Subscriptions to any databases, journals, reference materials, etc. relevant to your job? Some of that data collection may be already compiled for easier searchability.
posted by desuetude at 9:45 AM on April 27, 2006

Response by poster: de\26h: I am not going to buy a Mac and learn a entirely new computer system to start my first job.

desuetude: The business school already has subscriptions to those things, and I have a separate budget for that stuff. This budget is just for computer setup.

jedrek: they will let me get whatever I want, so I could get both as long as I new how to spend my money effectively.
posted by bove at 9:53 AM on April 27, 2006

I am not going to buy a Mac and learn a entirely new computer system to start my first job.

I meant for you to install XP on it, sorry.
posted by ed\26h at 9:56 AM on April 27, 2006

You can get a very good desktop computer for about $500-$1000 without monitor or software. Make sure to get at least 1GB of RAM. I'd go with an AMD dual-core processor myself. Make sure to get a video card that supports dual DVI output. The rest of the components are pretty much stock at this point since you're not doing anything that demands high performance. I wouldn't worry about Vista- it is still a year away from release so by the time your school is ready to roll it out, you'll probably have a new computer anyway.

Dual monitors are a must! You should have enough to get a couple of 24" LCD's from Dell. Once you've started working with dual monitors, it is hard to go back. I highly recommend trying it out.

You'll probably have enough left over to get a decent laptop with carrying case for when you do travel. Make sure it has built in wireless- the Intel Pentium-M based systems seem to be the best deal right now.

Another thing you might want to check out is a projector. They are nice for doing presentations, and are very portable and could be taken with you when you travel. One of my professors had one that was great when you went in for office hours- but he didn't have dual 24" LCD's!
posted by gus at 9:57 AM on April 27, 2006

Vista compatibility will only matter if you plan on using Windows.

In an academic environment, yes, it probably will matter.

I'll second the thought to get both a laptop AND a desktop.
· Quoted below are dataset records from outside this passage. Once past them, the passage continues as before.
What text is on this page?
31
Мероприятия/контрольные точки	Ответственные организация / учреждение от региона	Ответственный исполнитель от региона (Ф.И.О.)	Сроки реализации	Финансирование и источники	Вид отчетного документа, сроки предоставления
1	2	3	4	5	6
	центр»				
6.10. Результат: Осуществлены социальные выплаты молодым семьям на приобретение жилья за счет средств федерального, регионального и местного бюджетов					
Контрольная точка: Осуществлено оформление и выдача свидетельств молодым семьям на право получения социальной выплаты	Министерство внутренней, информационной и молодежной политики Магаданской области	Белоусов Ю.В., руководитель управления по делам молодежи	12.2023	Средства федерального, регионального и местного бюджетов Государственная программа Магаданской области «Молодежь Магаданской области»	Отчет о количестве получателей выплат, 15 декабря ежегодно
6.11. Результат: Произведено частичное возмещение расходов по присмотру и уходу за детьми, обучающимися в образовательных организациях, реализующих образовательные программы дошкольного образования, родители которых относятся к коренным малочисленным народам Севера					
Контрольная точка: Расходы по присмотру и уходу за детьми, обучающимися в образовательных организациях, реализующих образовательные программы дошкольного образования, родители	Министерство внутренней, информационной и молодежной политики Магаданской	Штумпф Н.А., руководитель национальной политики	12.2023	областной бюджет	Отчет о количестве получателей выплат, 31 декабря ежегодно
Get a really basic laptop (just enough for word processing) that's light and easily carried. If you haven't been on a campus, the laptop will be useful even around the university...nearly all uni's are wireless now, and the freedom to wander while working is amazing.

The spend the rest on a desktop with as much HD space and memory as you can afford.
posted by griffey at 9:59 AM on April 27, 2006

Take the time to buy a SILENT computer. Good computer cases have sound baffles and dampeners. A quiet power supply will have a fan that only turns on when needed, and so on. This will improve your quality of life as much as anything, especially in a small office with concrete walls like you'll probably have. Gateway may not be able to help you here, but there are plenty of places that will pre-assemble computer components for you.
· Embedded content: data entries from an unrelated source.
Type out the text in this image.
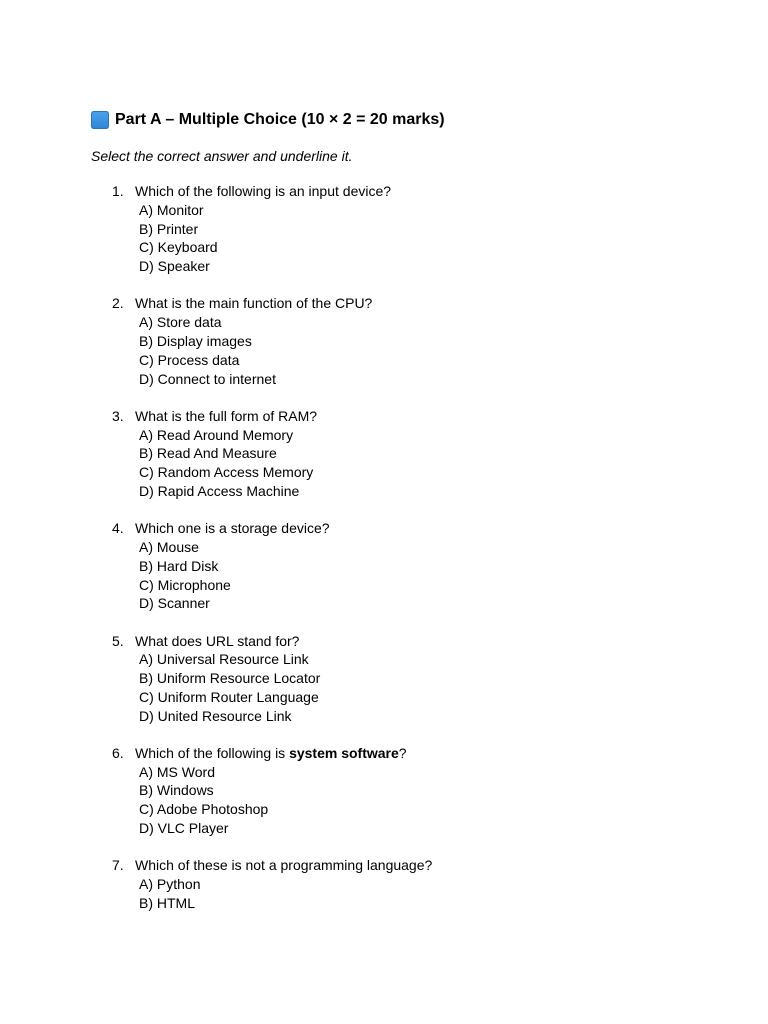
Part A – Multiple Choice (10 × 2 = 20 marks)
Select the correct answer and underline it.
1. Which of the following is an input device?
A) Monitor
B) Printer
C) Keyboard
D) Speaker
2. What is the main function of the CPU?
A) Store data
B) Display images
C) Process data
D) Connect to internet
3. What is the full form of RAM?
A) Read Around Memory
B) Read And Measure
C) Random Access Memory
D) Rapid Access Machine
4. Which one is a storage device?
A) Mouse
B) Hard Disk
C) Microphone
D) Scanner
5. What does URL stand for?
A) Universal Resource Link
B) Uniform Resource Locator
C) Uniform Router Language
D) United Resource Link
6. Which of the following is system software?
A) MS Word
B) Windows
C) Adobe Photoshop
D) VLC Player
7. Which of these is not a programming language?
A) Python
B) HTML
I personally would spend about $2500 on a PC/monitor (big LCD monitor, middle-of-the-road quiet PC) and $1500 on a lightweight laptop (buying for battery life and lightness, not processor speed at all).
posted by jellicle at 10:05 AM on April 27, 2006

Two monitors. Two monitors. Two monitors.

Put your data source on one, manipulate and interpret it on the other.
posted by piro at 10:06 AM on April 27, 2006

Response by poster: ed\26h: first, I apologize for misspelling your username, and then my comment came off kind of harsh. Sorry, I just meant to say that I am a Windows guy and the idea of buying a Mac to run Windows seems a little weird to me.
posted by bove at 10:08 AM on April 27, 2006

IAAP. I have bought computers with startup money. Here is what I have learned.

The big thing to remember is that in most schools, the pc you get with your startup money is probably going to be your pc for the next 5+ years (unless you get a grant and buy a new pc out of that).

Because of this, I'd go against the advice of getting a laptop and a desktop. That way, you're likely to have two nearly useless, frustratingly slow computers in four years. Also, laptops break, and they're likely to break before you have a chance to get a new pc out of your university. So at the end of four years, you're likely to just have one slow computer on your desktop. I have gone this route. It was a Mistake.

Buy a cheap (less than $750) laptop yourself with your own money for conferences and for net-surfing on the couch.

I would just get one very good desktop. Over the long haul, this means:

(1) A fast but not bleeding-edge chip.

(2) A big fuckin' monitor. It might well be worth spending $1000--1500 on the monitor. For a nice big 1920x1080 monitor, you might also need a fairly fancy video card. Or two 1600x1200 monitors.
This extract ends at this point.